KANTOR BALAI TAMAN NASIONAL BALI BARAT
Jl. Raya Cekik-Gilimanuk, Jembrana, Bali 82253
SEJARAH
SEJARAH TAMAN NASIONAL BALI BARAT
Sejarah TNBB dimulai pada tahun 1911 ketika seorang peneliti biologi asal Jerman menemukan spesies burung endemik langka yaitu Jalak Bali di Desa Bubunan. Penemuan ini ditindaklanjuti dengan penelitian intensif yang dilakukan oleh Dr. Baron Viktor Von Plesen dan diketahui bahwa penyebaran burung Jalak Bali ± 320 Km2 mulai dari Desa Bubunan dekat Singaraja sampai ke Gilimanuk.
Pada tahun 1947 Dewan Raja – Raja di Bali mengeluarkan surat keputusan No. E/1/4/5/47 tanggal 13 Agustus 1947 yang menetapkan kawasan hutan Banyuwedang seluas 19.365,6 ha sebagai Taman Pelindung Alam yang berdasarkan Ordonansi Perlindungan Alam tahun 1941 statusnya sama dengan Suaka Margasatwa. Taman Lindung Alam tersebut dilakukan untuk melindungi keberadaan dua spesies langka, yaitu Jalak Bali dan Harimau Bali.
Menurut Brigade VIII Planologi Kehutanan Nusa Tenggara Singaraja, kawasan hutan Bali Barat cocok untuk pengembangan tanaman kehutanan, maka mulai tahun 1947/1948 sampai 1975/1976 di RPH Penginuman dikembangkan tanaman jati, sonokeling dan tanaman rimba campuran seluas 1.568,24 ha. Tahun 1968/1969 sampai tahun 1975/1976 dikembangkan tanaman hutan kayu putih dan sonokeling di RPH Sumberkima dan tahun 1956/1957 di RPH Sumber Klampok dikembangkan tanaman sawo kecik, cendana, bentawas, sonokeling dan talok seluas 1. 153,60 ha.
Pada tanggal 10 Maret 1978 melalui SK Menteri Pertanian no. 169/Kpts/3/1978 kawasan yang terdiri dari Suaka Margasatwa Bali Barat, Pulau Menjangan, Pulau Burung, Pulau Kalong dan Pulau Gading seluas 19.558,8 ha ditetapkan sebagai Suaka Alam. Pada tahun 1984 dengan SK Menteri Kehutanan No. 096/Kpts-II/1984, kawasan Suaka Alam Bali Barat ditetapkan sebagai Taman Nasional Bali Barat dengan luas 19.558.8 ha daratan termasuk hutan produksi terbatas (HPT) dan terbagi dalam 4 zona yaitu zona inti, zona rimba, zona pemanfaatan dan zona penyangga.
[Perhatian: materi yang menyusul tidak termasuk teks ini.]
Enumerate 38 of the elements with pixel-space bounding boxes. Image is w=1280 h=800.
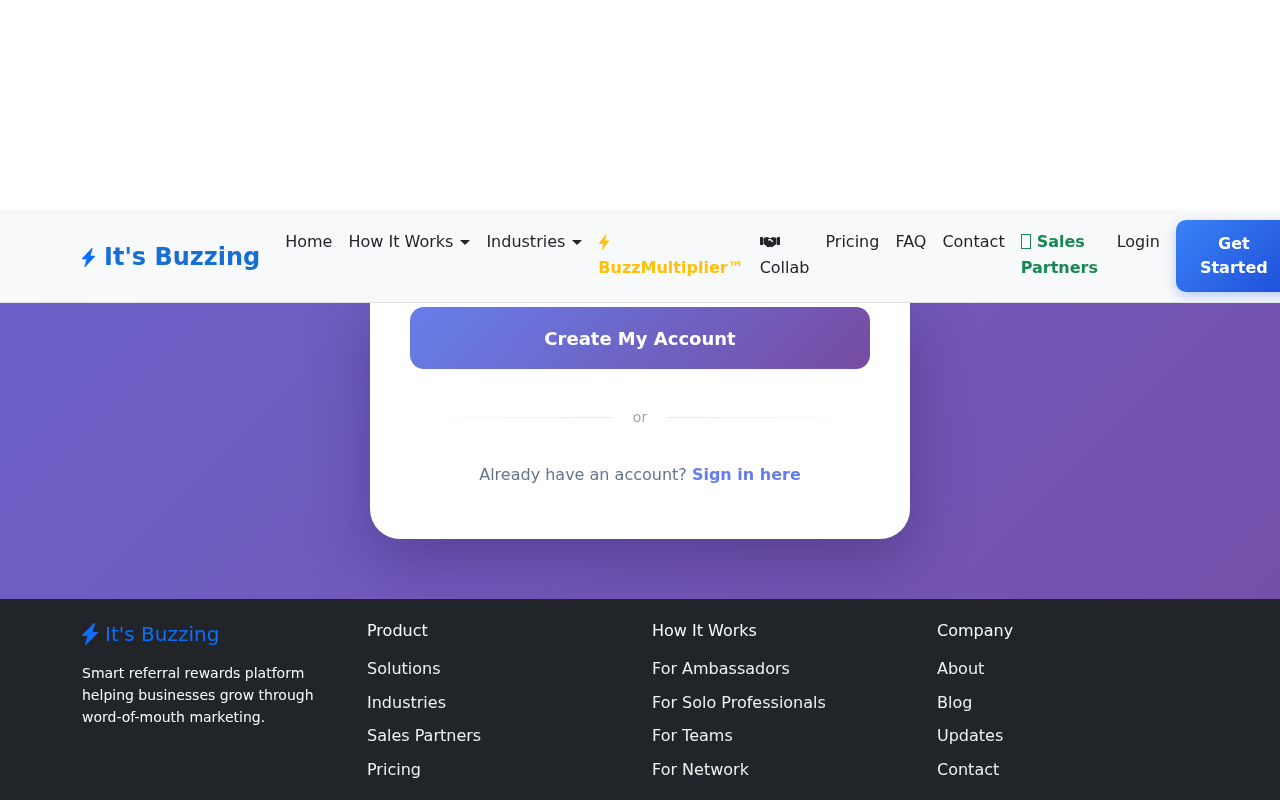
nav-link[interactable]: Pricing xyxy=(817,229,888,255)
footer-link[interactable]: For Teams xyxy=(652,724,733,748)
nav-link[interactable]: Home xyxy=(277,229,341,255)
footer-link[interactable]: Updates xyxy=(937,724,1004,748)
nav-link[interactable]: FAQ xyxy=(887,229,935,255)
divider-label: or xyxy=(631,408,649,427)
footer-link[interactable]: Solutions xyxy=(367,657,441,681)
footer-link[interactable]: Contact xyxy=(937,757,1000,782)
signin-prompt: Already have an account? Sign in here xyxy=(478,464,802,486)
footer-link[interactable]: Blog xyxy=(937,690,973,715)
footer-link[interactable]: Pricing xyxy=(367,757,421,782)
footer-link[interactable]: About xyxy=(937,657,985,681)
footer-heading: How It Works xyxy=(652,620,757,642)
nav-dropdown[interactable]: How It Works xyxy=(340,229,479,255)
lightning-icon xyxy=(598,233,611,251)
nav-dropdown[interactable]: Industries xyxy=(478,229,591,255)
nav-link[interactable]: Collab xyxy=(751,229,818,281)
handshake-icon xyxy=(759,236,780,248)
footer-heading: Product xyxy=(367,620,428,642)
nav-link[interactable]: Sales Partners xyxy=(1012,229,1109,281)
missing-glyph-icon xyxy=(1020,234,1031,249)
get-started-button[interactable]: Get Started xyxy=(1175,220,1280,292)
footer-link[interactable]: For Network xyxy=(652,757,749,782)
footer-link[interactable]: For Ambassadors xyxy=(652,657,790,681)
nav-link[interactable]: Login xyxy=(1108,229,1168,255)
footer-description: Smart referral rewards platform helping businesses grow through word-of-mouth marketing. xyxy=(82,664,315,727)
footer-heading: Company xyxy=(937,620,1014,642)
caret-icon xyxy=(460,239,471,245)
footer-link[interactable]: Industries xyxy=(367,690,446,715)
footer-link[interactable]: For Solo Professionals xyxy=(652,690,826,715)
nav-link[interactable]: Contact xyxy=(934,229,1013,255)
footer-link[interactable]: Sales Partners xyxy=(367,724,482,748)
caret-icon xyxy=(572,239,583,245)
lightning-icon xyxy=(82,247,95,267)
brand-link[interactable]: It's Buzzing xyxy=(82,240,261,272)
create-account-button[interactable]: Create My Account xyxy=(410,307,870,369)
lightning-icon xyxy=(82,623,98,645)
signin-link[interactable]: Sign in here xyxy=(691,465,801,484)
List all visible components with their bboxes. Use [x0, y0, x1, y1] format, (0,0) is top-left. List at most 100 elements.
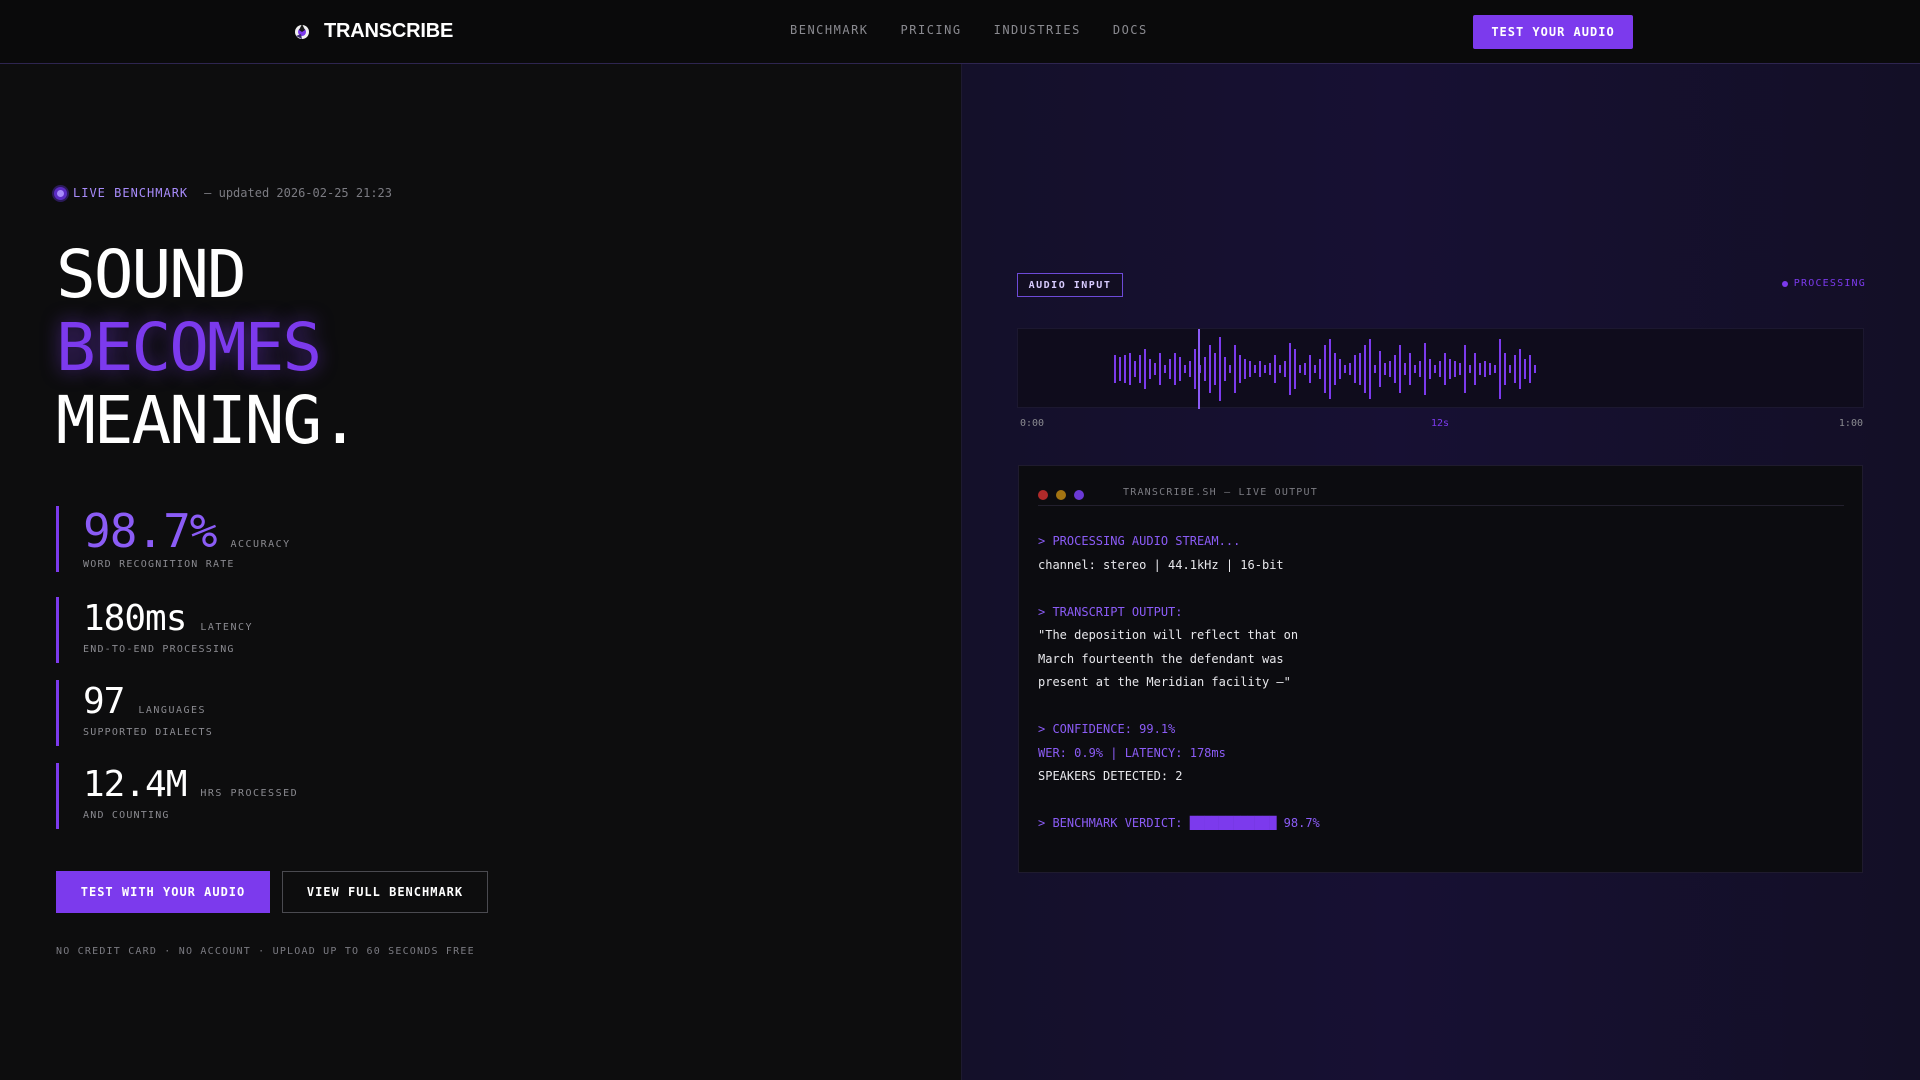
stat-sub: END-TO-END PROCESSING — [83, 644, 235, 655]
nav-link-docs[interactable]: DOCS — [1113, 23, 1148, 37]
updated-timestamp: — updated 2026-02-25 21:23 — [204, 186, 392, 200]
terminal-line: > TRANSCRIPT OUTPUT: — [1038, 604, 1183, 619]
wave-bar — [1184, 365, 1186, 373]
verdict-label: > BENCHMARK VERDICT: — [1038, 816, 1190, 830]
test-with-your-audio-button[interactable]: TEST WITH YOUR AUDIO — [56, 871, 270, 913]
stat-value: 180ms — [83, 598, 187, 639]
headline-line-1: SOUND — [56, 236, 247, 313]
wave-bar — [1259, 361, 1261, 377]
processing-label: PROCESSING — [1793, 278, 1866, 289]
nav-links: BENCHMARK PRICING INDUSTRIES DOCS — [790, 23, 1148, 37]
live-benchmark-indicator: LIVE BENCHMARK — updated 2026-02-25 21:2… — [54, 186, 392, 200]
wave-bar — [1214, 353, 1216, 385]
wave-bar — [1399, 345, 1401, 393]
wave-bar — [1364, 345, 1366, 393]
live-label: LIVE BENCHMARK — [73, 186, 189, 200]
time-end: 1:00 — [1838, 418, 1863, 429]
nav-link-pricing[interactable]: PRICING — [901, 23, 962, 37]
wave-bar — [1379, 351, 1381, 387]
wave-bar — [1114, 355, 1116, 383]
wave-bar — [1394, 355, 1396, 383]
live-dot-icon — [54, 186, 67, 200]
wave-bar — [1119, 357, 1121, 381]
wave-bar — [1254, 365, 1256, 373]
stat-value: 12.4M — [83, 764, 187, 805]
logo-icon — [292, 22, 312, 42]
time-start: 0:00 — [1020, 418, 1045, 429]
wave-bar — [1434, 365, 1436, 373]
wave-bar — [1284, 361, 1286, 377]
wave-bar — [1504, 353, 1506, 385]
wave-bar — [1299, 365, 1301, 373]
verdict-value: 98.7% — [1276, 816, 1320, 830]
wave-bar — [1219, 337, 1221, 401]
playhead[interactable] — [1198, 329, 1200, 409]
wave-bar — [1464, 345, 1466, 393]
terminal-line: March fourteenth the defendant was — [1038, 651, 1284, 666]
stat-accuracy: 98.7% ACCURACY WORD RECOGNITION RATE — [56, 506, 456, 572]
wave-bar — [1444, 353, 1446, 385]
stat-latency: 180ms LATENCY END-TO-END PROCESSING — [56, 597, 456, 663]
terminal-line: > CONFIDENCE: 99.1% — [1038, 722, 1176, 736]
wave-bar — [1454, 361, 1456, 377]
view-full-benchmark-button[interactable]: VIEW FULL BENCHMARK — [282, 871, 488, 913]
wave-bar — [1304, 363, 1306, 375]
audio-input-badge: AUDIO INPUT — [1017, 273, 1123, 297]
minimize-dot-icon — [1056, 490, 1066, 500]
wave-bar — [1244, 359, 1246, 379]
wave-bar — [1404, 363, 1406, 375]
wave-bar — [1534, 365, 1536, 373]
time-current: 12s — [1431, 418, 1450, 429]
stat-unit: HRS PROCESSED — [200, 788, 299, 799]
wave-bar — [1249, 361, 1251, 377]
wave-bar — [1439, 361, 1441, 377]
wave-bar — [1139, 355, 1141, 383]
top-nav: TRANSCRIBE BENCHMARK PRICING INDUSTRIES … — [0, 0, 1920, 64]
wave-bar — [1294, 349, 1296, 389]
wave-bar — [1514, 355, 1516, 383]
wave-bar — [1449, 359, 1451, 379]
wave-bar — [1154, 363, 1156, 375]
wave-bar — [1204, 357, 1206, 381]
terminal-line: channel: stereo | 44.1kHz | 16-bit — [1038, 557, 1284, 572]
wave-bar — [1334, 353, 1336, 385]
wave-bar — [1309, 355, 1311, 383]
wave-bar — [1484, 361, 1486, 377]
wave-bar — [1129, 353, 1131, 385]
nav-link-industries[interactable]: INDUSTRIES — [994, 23, 1081, 37]
wave-bar — [1469, 365, 1471, 373]
wave-bar — [1159, 353, 1161, 385]
wave-bar — [1494, 365, 1496, 373]
stat-sub: SUPPORTED DIALECTS — [83, 727, 213, 738]
wave-bar — [1459, 363, 1461, 375]
fineprint: NO CREDIT CARD · NO ACCOUNT · UPLOAD UP … — [56, 946, 475, 957]
verdict-bar: ████████████ — [1189, 816, 1277, 830]
test-your-audio-button[interactable]: TEST YOUR AUDIO — [1473, 15, 1633, 49]
wave-bar — [1164, 365, 1166, 373]
waveform-graphic — [1114, 329, 1536, 409]
wave-bar — [1499, 339, 1501, 399]
terminal-line: present at the Meridian facility —" — [1038, 675, 1291, 689]
wave-bar — [1169, 359, 1171, 379]
wave-bar — [1319, 359, 1321, 379]
wave-bar — [1224, 357, 1226, 381]
brand[interactable]: TRANSCRIBE — [292, 20, 453, 43]
wave-bar — [1269, 363, 1271, 375]
wave-bar — [1264, 365, 1266, 373]
wave-bar — [1149, 359, 1151, 379]
wave-bar — [1189, 361, 1191, 377]
maximize-dot-icon — [1074, 490, 1084, 500]
wave-bar — [1314, 365, 1316, 373]
terminal-line: > PROCESSING AUDIO STREAM... — [1038, 534, 1241, 548]
wave-bar — [1519, 349, 1521, 389]
wave-bar — [1369, 339, 1371, 399]
wave-bar — [1329, 339, 1331, 399]
audio-waveform[interactable] — [1017, 328, 1864, 409]
nav-link-benchmark[interactable]: BENCHMARK — [790, 23, 869, 37]
wave-bar — [1194, 349, 1196, 389]
stat-languages: 97 LANGUAGES SUPPORTED DIALECTS — [56, 680, 456, 746]
live-output-terminal: TRANSCRIBE.SH — LIVE OUTPUT > PROCESSING… — [1018, 465, 1863, 873]
wave-bar — [1389, 361, 1391, 377]
headline-line-3: MEANING. — [56, 382, 360, 459]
Terjadi tarik menarik kewenangan dalam pengelolaan zona penyangga yaitu Hutan Produksi Terbatas (HPT) antara Kementerian Kehutanan dengan Dinas Kehutanan Provinsi Bali. Akhirnya pada tahun 1995 melalui SK Menteri Kehutanan no.493/Kpts-II/1995 ditetapkan kawasan Taman Nasional Bali Barat seluas 19.002,89 ha terdiri dari daratan seluas 15.587,89 ha dan lautan seluas 3.415 ha. Pengelolaan kawasan Hutan Produksi Terbatas seluas 3.979,91 ha kewenangannya diberikan kepada Dinas Kehutanan Provinsi Bali. Kemudian pada tahun 2014, TNBB ditetapkan berdasarkan Surat Keputusan Menteri Kehutanan Nomor: SK.2849/Menhut-VII/KUH/2014 tentang Kawasan Hutan pada Kelompok Hutan Bali Barat (RTK 19), dimana luas kawasan TNBB adalah 19.026,97 ha. TNBB dikelola dengan sistem zonasi sesuai Keputusan Dirjen KSDAE No: SK.143/IV-KK/2010 Tanggal 20 September 2010 Tentang Zonasi Taman Nasional Bali Barat. Zonasi TNBB terdirid dari Zona Inti (8.023,2 ha), Zona Rimba (6.174,7 ha), Zona Perlindungan Bahari (221,7 ha), Zona Pemanfaatan (+ 4.294,3 ha), Zona Budaya, Religi dan Sejarah (50,5 ha), Zona Khusus (3,9 ha), Zona Tradisional (310,9 ha).